Il est un peu consternant de lire aujourd’hui que certains de nos concitoyens ont peur d’aller manifester, par peur des dispositifs policiers. Ils ont peur de ce que la police – enfin, certains de ses agents – a été vue en train de faire.

On nous rétorque que ce n’est pas vrai. Jusqu’à récemment, on nous répondait que les violences policières n’existaient pas. Elles existent, on le sait : 881 signalements pour violences policières ont été dénombrés. Affirmer qu’il n’y a pas de violences policières relève du déni. D’ailleurs, depuis quelques semaines, devant l’évidence, le Gouvernement a quelque peu évolué sur cette question et a appelé à faire évoluer la déontologie.

Ne peut-on voir que, avec ce niveau de dérives et le nombre très impressionnant de problèmes lourds qui sont survenus, on ne pouvait pas attribuer la responsabilité des faits à des individus ? Ces violences n’ont pas un caractère individuel, elles sont le fruit d’une vision globale du maintien de l’ordre. On a le sentiment que cette doctrine a évolué au lendemain du 1er décembre 2018 : il s’agit non plus de contenir la violence dans les manifestations, mais de faire passer les forces de l’ordre à l’offensive, de les rendre moins statiques.

Aujourd’hui, certains manifestants considèrent qu’ils sont des délinquants aux yeux de la police, alors qu’ils viennent manifester de manière tout à fait pacifique.

Cela a été rappelé, dans les pays nordiques, les doctrines du maintien de l’ordre reposent sur la désescalade et non sur l’escalade. Au contraire, on a le sentiment qu’en France on tombe dans l’excès inverse, alors même que cette vision est remise en cause dans les rangs de la police et que certains syndicats rappellent qu’il ne faut pas mettre en gestion de foule des BAC ou des BRAV-M.

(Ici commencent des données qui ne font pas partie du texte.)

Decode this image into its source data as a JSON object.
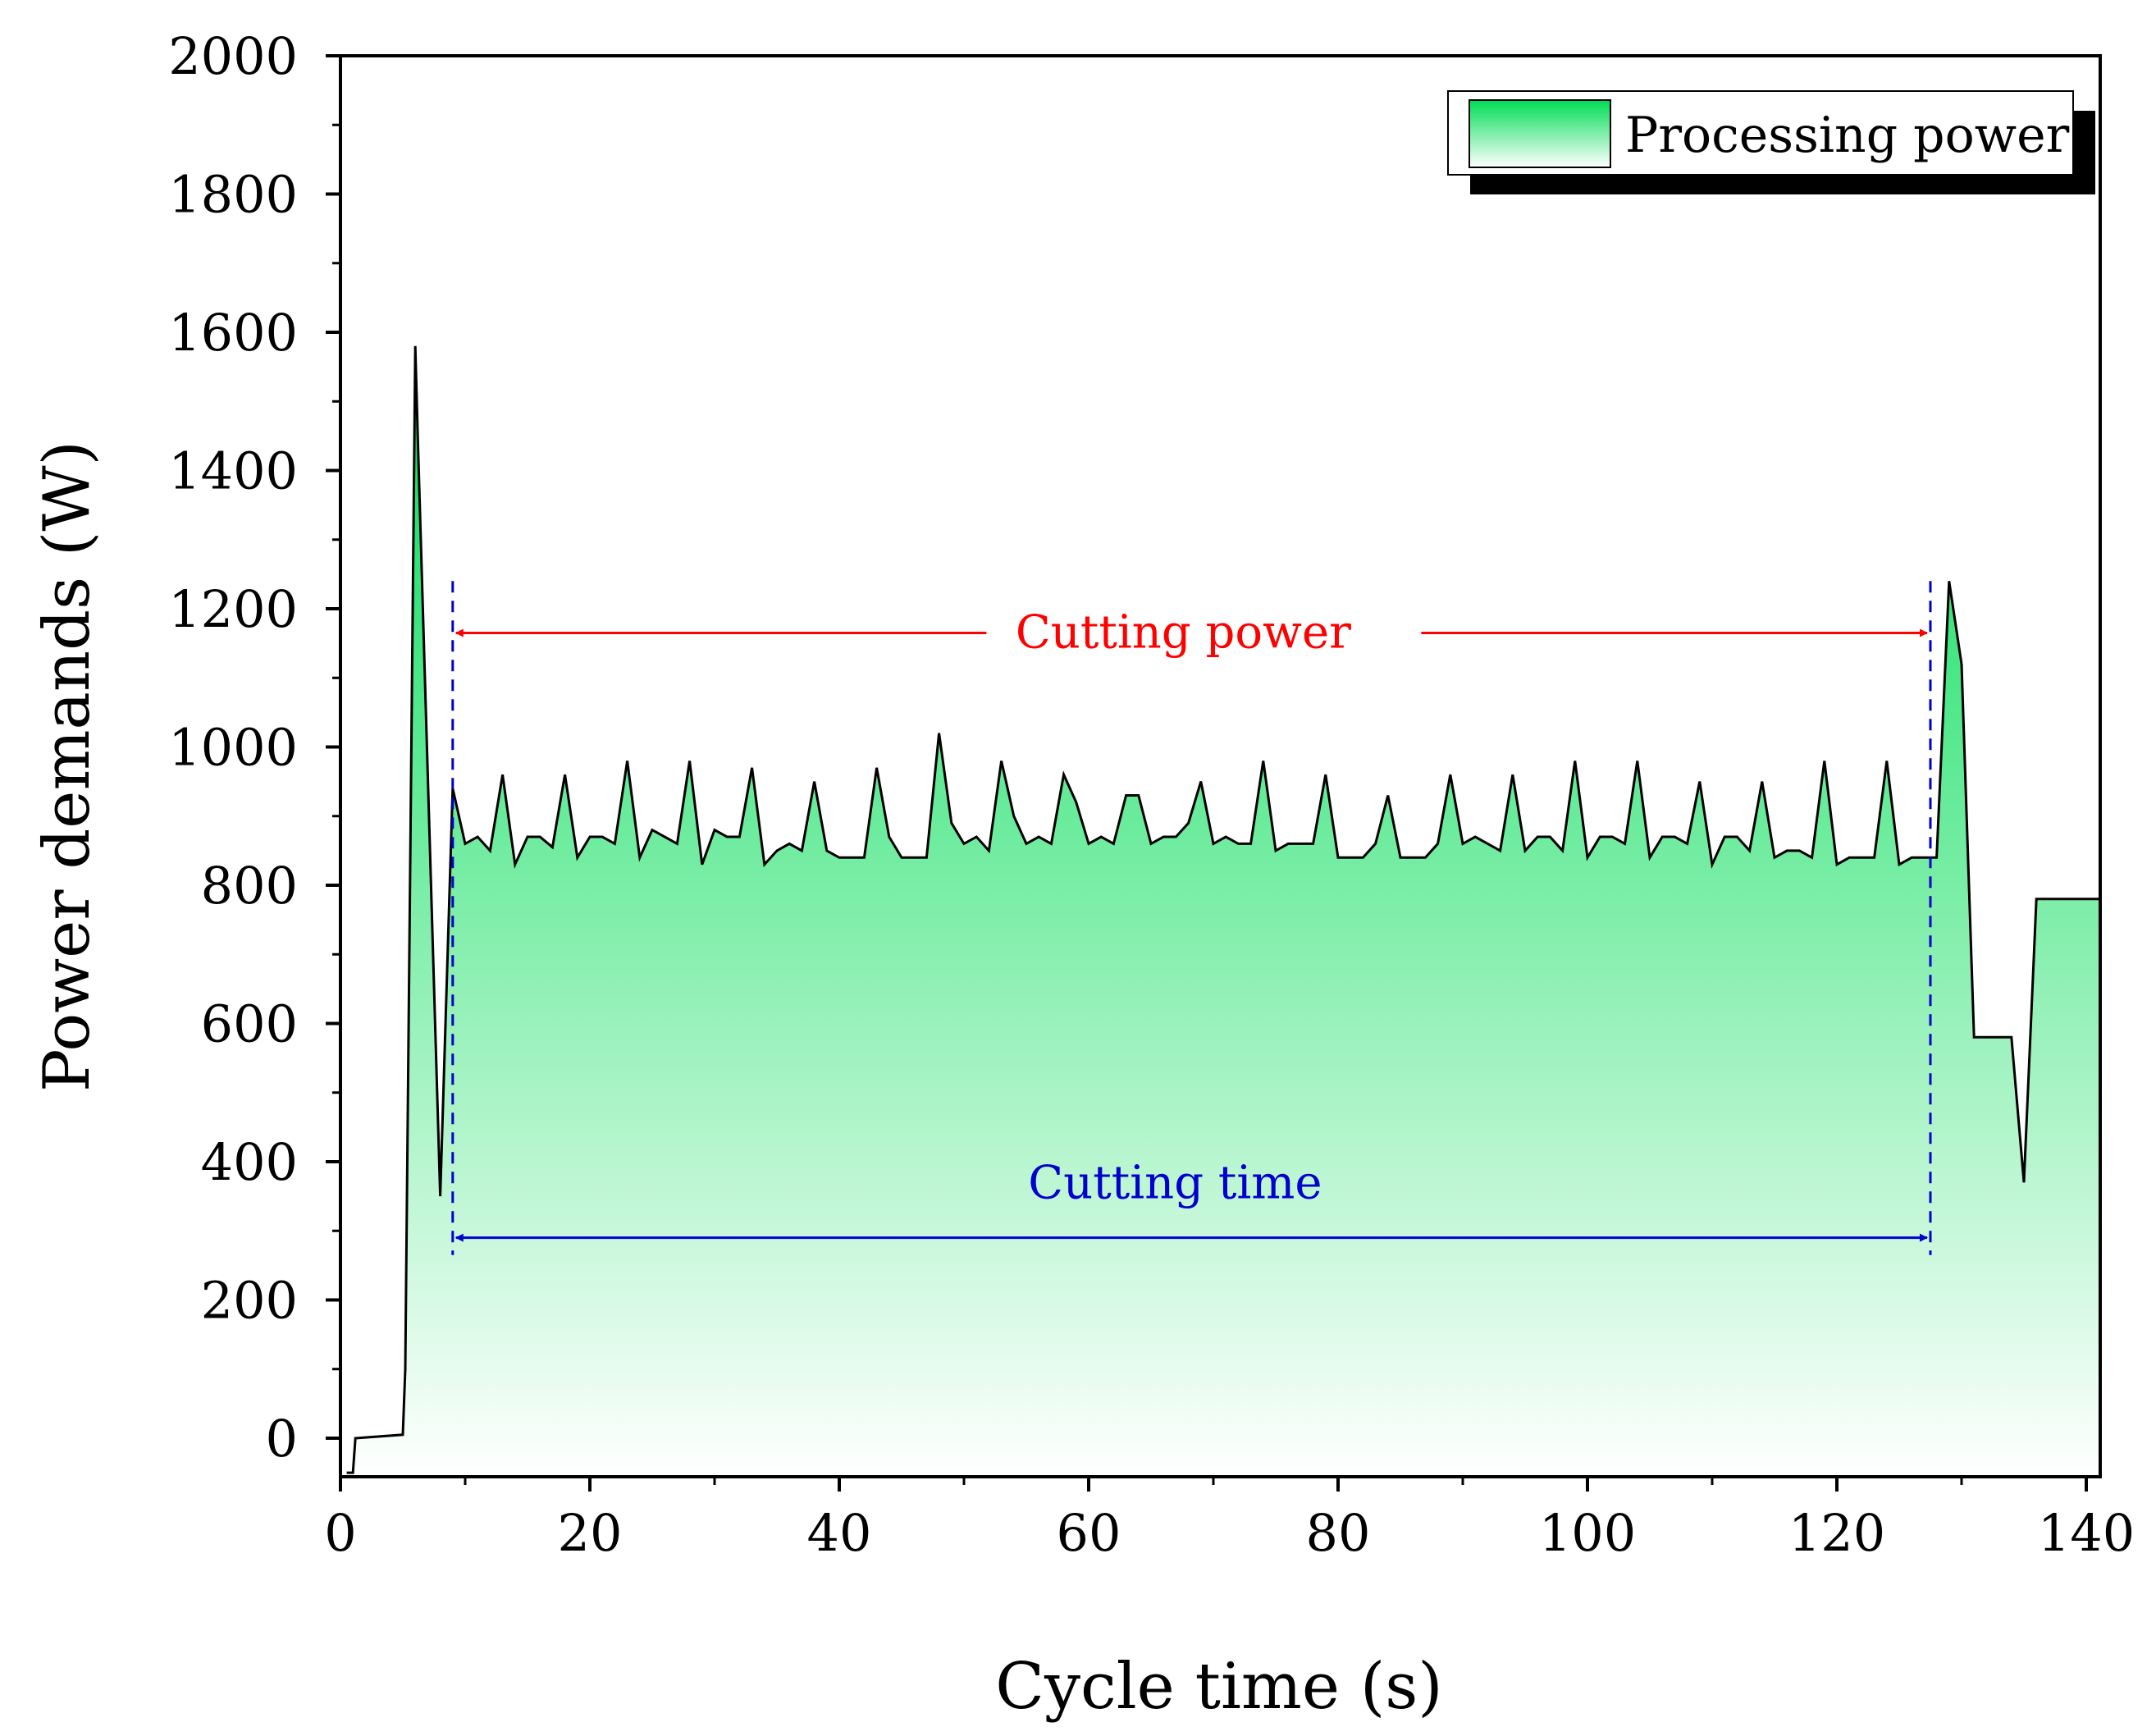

C’est pourtant bien ce que l’on a vu dans les rues de Paris, le 5 décembre dernier. Il aura fallu qu’un certain nombre de journalistes ou de citoyens, que je tiens à saluer, filment ces scènes pour que l’on puisse enfin prendre conscience de la réalité. Ces BRAV-M ont bien été envoyées – elles ne sont pas venues d’elles-mêmes – dans la manifestation parisienne, le 5 décembre dernier.

Voilà ce qui se passe lorsque l’on mobilise des policiers qui ne sont ni formés à ce type d’opération de maintien de l’ordre ni équipés pour cela : les dérives sont très fortes. Ainsi, on a vu un homme à terre frappé par des policiers.

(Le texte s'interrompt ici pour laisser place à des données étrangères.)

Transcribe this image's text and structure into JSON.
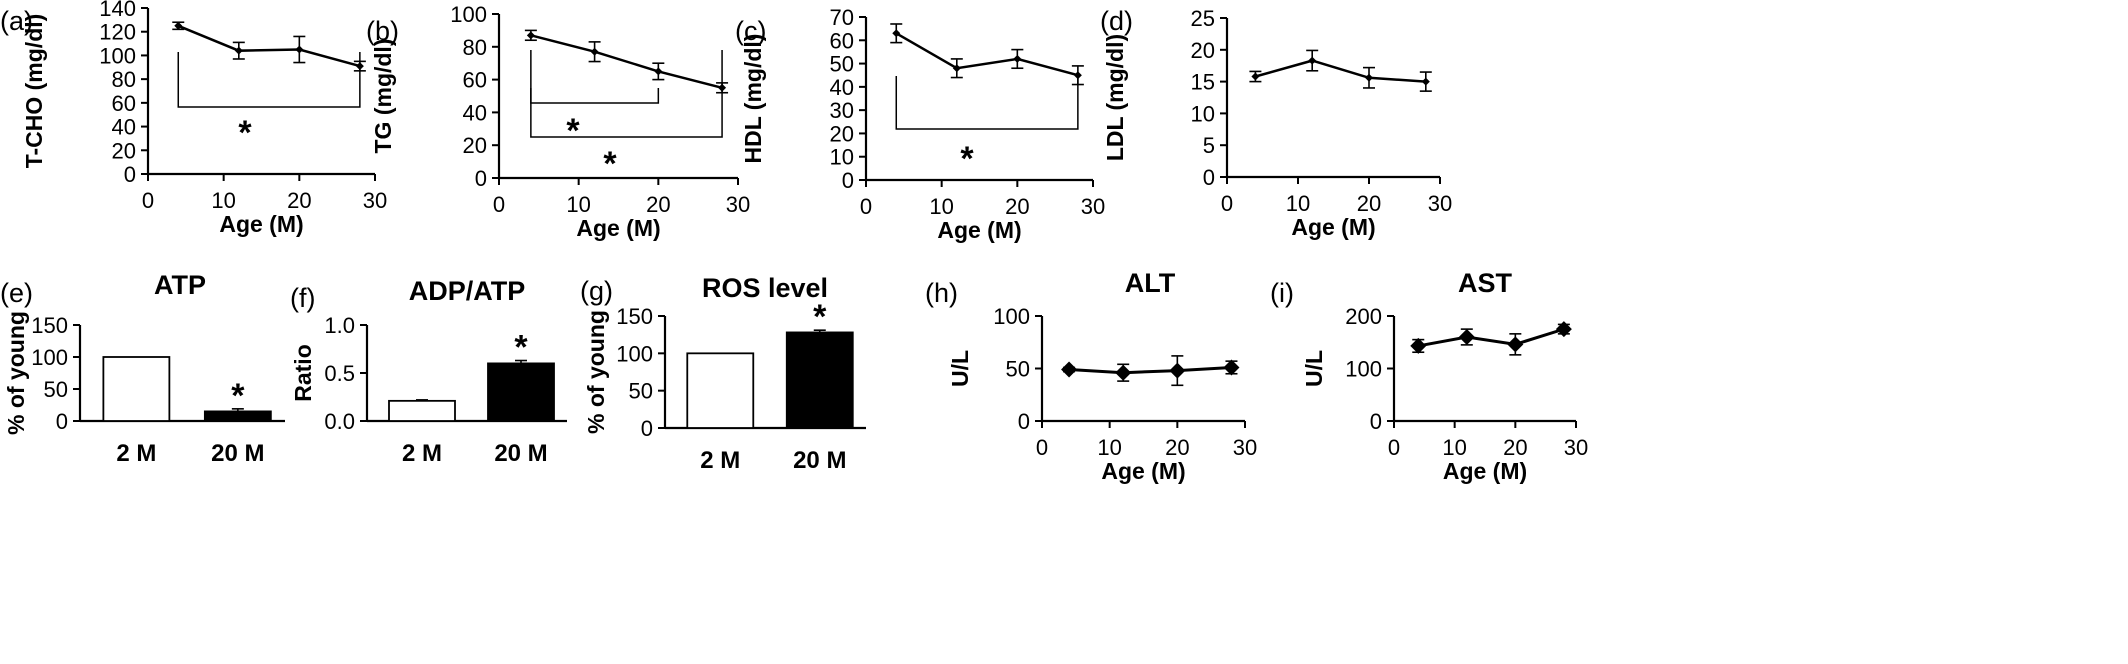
{
  "chart_data": [
    {
      "panel": "(a)",
      "type": "line",
      "title": "",
      "xlabel": "Age (M)",
      "ylabel": "T-CHO (mg/dl)",
      "xlim": [
        0,
        30
      ],
      "ylim": [
        0,
        140
      ],
      "xticks": [
        0,
        10,
        20,
        30
      ],
      "yticks": [
        0,
        20,
        40,
        60,
        80,
        100,
        120,
        140
      ],
      "series": [
        {
          "x": [
            4,
            12,
            20,
            28
          ],
          "y": [
            125,
            104,
            105,
            91
          ],
          "err": [
            3,
            7,
            11,
            4
          ]
        }
      ],
      "annotations": [
        {
          "text": "*",
          "type": "bracket",
          "from": 4,
          "to": 28
        }
      ]
    },
    {
      "panel": "(b)",
      "type": "line",
      "title": "",
      "xlabel": "Age (M)",
      "ylabel": "TG (mg/dl)",
      "xlim": [
        0,
        30
      ],
      "ylim": [
        0,
        100
      ],
      "xticks": [
        0,
        10,
        20,
        30
      ],
      "yticks": [
        0,
        20,
        40,
        60,
        80,
        100
      ],
      "series": [
        {
          "x": [
            4,
            12,
            20,
            28
          ],
          "y": [
            87,
            77,
            65,
            55
          ],
          "err": [
            3,
            6,
            5,
            3
          ]
        }
      ],
      "annotations": [
        {
          "text": "*",
          "type": "bracket",
          "from": 4,
          "to": 20
        },
        {
          "text": "*",
          "type": "bracket",
          "from": 4,
          "to": 28
        }
      ]
    },
    {
      "panel": "(c)",
      "type": "line",
      "title": "",
      "xlabel": "Age (M)",
      "ylabel": "HDL (mg/dl)",
      "xlim": [
        0,
        30
      ],
      "ylim": [
        0,
        70
      ],
      "xticks": [
        0,
        10,
        20,
        30
      ],
      "yticks": [
        0,
        10,
        20,
        30,
        40,
        50,
        60,
        70
      ],
      "series": [
        {
          "x": [
            4,
            12,
            20,
            28
          ],
          "y": [
            63,
            48,
            52,
            45
          ],
          "err": [
            4,
            4,
            4,
            4
          ]
        }
      ],
      "annotations": [
        {
          "text": "*",
          "type": "bracket",
          "from": 4,
          "to": 28
        }
      ]
    },
    {
      "panel": "(d)",
      "type": "line",
      "title": "",
      "xlabel": "Age (M)",
      "ylabel": "LDL (mg/dl)",
      "xlim": [
        0,
        30
      ],
      "ylim": [
        0,
        25
      ],
      "xticks": [
        0,
        10,
        20,
        30
      ],
      "yticks": [
        0,
        5,
        10,
        15,
        20,
        25
      ],
      "series": [
        {
          "x": [
            4,
            12,
            20,
            28
          ],
          "y": [
            15.8,
            18.3,
            15.6,
            15
          ],
          "err": [
            0.8,
            1.6,
            1.6,
            1.5
          ]
        }
      ],
      "annotations": []
    },
    {
      "panel": "(e)",
      "type": "bar",
      "title": "ATP",
      "xlabel": "",
      "ylabel": "% of young",
      "ylim": [
        0,
        150
      ],
      "yticks": [
        0,
        50,
        100,
        150
      ],
      "categories": [
        "2 M",
        "20 M"
      ],
      "values": [
        100,
        15
      ],
      "err": [
        0,
        4
      ],
      "fills": [
        "#ffffff",
        "#000000"
      ],
      "annotations": [
        {
          "text": "*",
          "category": "20 M"
        }
      ]
    },
    {
      "panel": "(f)",
      "type": "bar",
      "title": "ADP/ATP",
      "xlabel": "",
      "ylabel": "Ratio",
      "ylim": [
        0,
        1.0
      ],
      "yticks": [
        0.0,
        0.5,
        1.0
      ],
      "ytick_labels": [
        "0.0",
        "0.5",
        "1.0"
      ],
      "categories": [
        "2 M",
        "20 M"
      ],
      "values": [
        0.21,
        0.6
      ],
      "err": [
        0.01,
        0.03
      ],
      "fills": [
        "#ffffff",
        "#000000"
      ],
      "annotations": [
        {
          "text": "*",
          "category": "20 M"
        }
      ]
    },
    {
      "panel": "(g)",
      "type": "bar",
      "title": "ROS level",
      "xlabel": "",
      "ylabel": "% of young",
      "ylim": [
        0,
        150
      ],
      "yticks": [
        0,
        50,
        100,
        150
      ],
      "categories": [
        "2 M",
        "20 M"
      ],
      "values": [
        100,
        128
      ],
      "err": [
        0,
        3
      ],
      "fills": [
        "#ffffff",
        "#000000"
      ],
      "annotations": [
        {
          "text": "*",
          "category": "20 M"
        }
      ]
    },
    {
      "panel": "(h)",
      "type": "line",
      "title": "ALT",
      "xlabel": "Age (M)",
      "ylabel": "U/L",
      "xlim": [
        0,
        30
      ],
      "ylim": [
        0,
        100
      ],
      "xticks": [
        0,
        10,
        20,
        30
      ],
      "yticks": [
        0,
        50,
        100
      ],
      "series": [
        {
          "x": [
            4,
            12,
            20,
            28
          ],
          "y": [
            49,
            46,
            48,
            51
          ],
          "err": [
            2,
            8,
            14,
            6
          ]
        }
      ],
      "annotations": []
    },
    {
      "panel": "(i)",
      "type": "line",
      "title": "AST",
      "xlabel": "Age (M)",
      "ylabel": "U/L",
      "xlim": [
        0,
        30
      ],
      "ylim": [
        0,
        200
      ],
      "xticks": [
        0,
        10,
        20,
        30
      ],
      "yticks": [
        0,
        100,
        200
      ],
      "series": [
        {
          "x": [
            4,
            12,
            20,
            28
          ],
          "y": [
            143,
            160,
            146,
            175
          ],
          "err": [
            12,
            15,
            20,
            9
          ]
        }
      ],
      "annotations": []
    }
  ]
}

Que faut-il faire ? Face à la brutalité extrême de certains manifestants, il ne faut pas l’oublier, il faut agir, mais il ne faut pas non plus tomber dans la logique du « camp contre camp », parce que la police républicaine défend l’intérêt général. Il faut au contraire que cette doctrine évolue, que cesse la banalisation des violences policières, qui crée le manque de confiance d’une partie de la population envers la police.

Pour cela, il faut notamment interdire l’usage des lanceurs de balles de défense, revenir à des stratégies de désescalade. Il faut également donner davantage de moyens et d’indépendance à l’IGPN. Beaucoup peut être fait aujourd’hui pour revenir à une situation plus normale, plus garante de la démocratie.

On ne peut pas renvoyer les graves difficultés dans le maintien de l’ordre à des problèmes individuels de déontologie. C’est bien la stratégie politique du Gouvernement qui doit être revue.